En menos de una semana, dos menores, de 11 y 14 años, han muerto en Barcelona atropelladas por un autobús, uno urbano y otro interurbano. Mientras esperamos a saber las causas de esta desgraciada coincidencia en el tiempo (los peatones también se distraen fatalmente) es pertinente remarcarla y dejar constancia de que la velocidad a la que circulan los autobuses en Barcelona hace sufrir a menudo.
Hace sufrir ver la velocidad a la que se acercan a la parada o pasan, con el semáforo en verde, por un paso de peatones con los retrovisores a la altura de la acera, creando la sensación de que si el peatón no se aparta le volará la cabeza.
Hace sufrir verlos circular desbordando la anchura de unos carriles de circulación en los que ya no caben, porque, con los años, los espacios se han ido haciendo más estrechos en aquellas calles donde se ha hecho pasar un carril bici. Si, encima, resulta que hay toda una gama de turismos cada vez más anchos, el resultado es que tenemos vehículos compitiendo por el mismo espacio a velocidades considerables, en las que la desviación de unos pocos centímetros en las trayectorias puede ser fatal. Ver cómo parece que se te echa encima un autobús que está cambiando de carril para poder girar hace miedo.

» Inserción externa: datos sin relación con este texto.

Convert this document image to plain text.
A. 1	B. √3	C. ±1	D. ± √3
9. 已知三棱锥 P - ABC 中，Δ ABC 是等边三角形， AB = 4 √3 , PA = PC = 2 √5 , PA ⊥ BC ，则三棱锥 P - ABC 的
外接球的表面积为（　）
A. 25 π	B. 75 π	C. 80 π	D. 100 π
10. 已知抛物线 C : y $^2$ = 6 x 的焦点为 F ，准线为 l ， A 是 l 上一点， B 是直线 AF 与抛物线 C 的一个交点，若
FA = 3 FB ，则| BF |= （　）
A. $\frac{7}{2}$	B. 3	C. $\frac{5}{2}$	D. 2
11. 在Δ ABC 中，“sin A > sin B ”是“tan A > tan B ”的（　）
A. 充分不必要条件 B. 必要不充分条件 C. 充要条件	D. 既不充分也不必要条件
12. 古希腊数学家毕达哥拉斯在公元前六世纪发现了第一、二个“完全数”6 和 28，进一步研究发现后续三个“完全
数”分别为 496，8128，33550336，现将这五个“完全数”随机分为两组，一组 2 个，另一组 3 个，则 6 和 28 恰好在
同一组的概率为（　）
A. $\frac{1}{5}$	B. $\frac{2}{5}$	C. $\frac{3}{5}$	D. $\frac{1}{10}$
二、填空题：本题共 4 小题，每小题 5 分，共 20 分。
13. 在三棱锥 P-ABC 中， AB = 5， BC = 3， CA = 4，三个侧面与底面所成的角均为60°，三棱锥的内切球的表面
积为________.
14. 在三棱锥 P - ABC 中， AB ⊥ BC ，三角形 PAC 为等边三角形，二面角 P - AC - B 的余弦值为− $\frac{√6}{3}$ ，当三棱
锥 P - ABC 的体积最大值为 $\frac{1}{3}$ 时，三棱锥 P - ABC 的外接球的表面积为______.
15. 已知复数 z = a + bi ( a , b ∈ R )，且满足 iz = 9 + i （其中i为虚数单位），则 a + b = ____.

Dentro de los autobuses, la experiencia vertiginosa de los viajeros no es más segura.
Ignoro hasta qué punto los conductores están presionados para mejorar la media de velocidad del servicio, o es que acaban siendo víctimas de la inquietud de sortear taxis parados, furgonetas de reparto y motociclistas no menos vertiginosos. Pero la pacificación del tráfico no es cosa sólo de radares y multas, sino de todos, sobre todo de aquellos que prestan un servicio público municipal.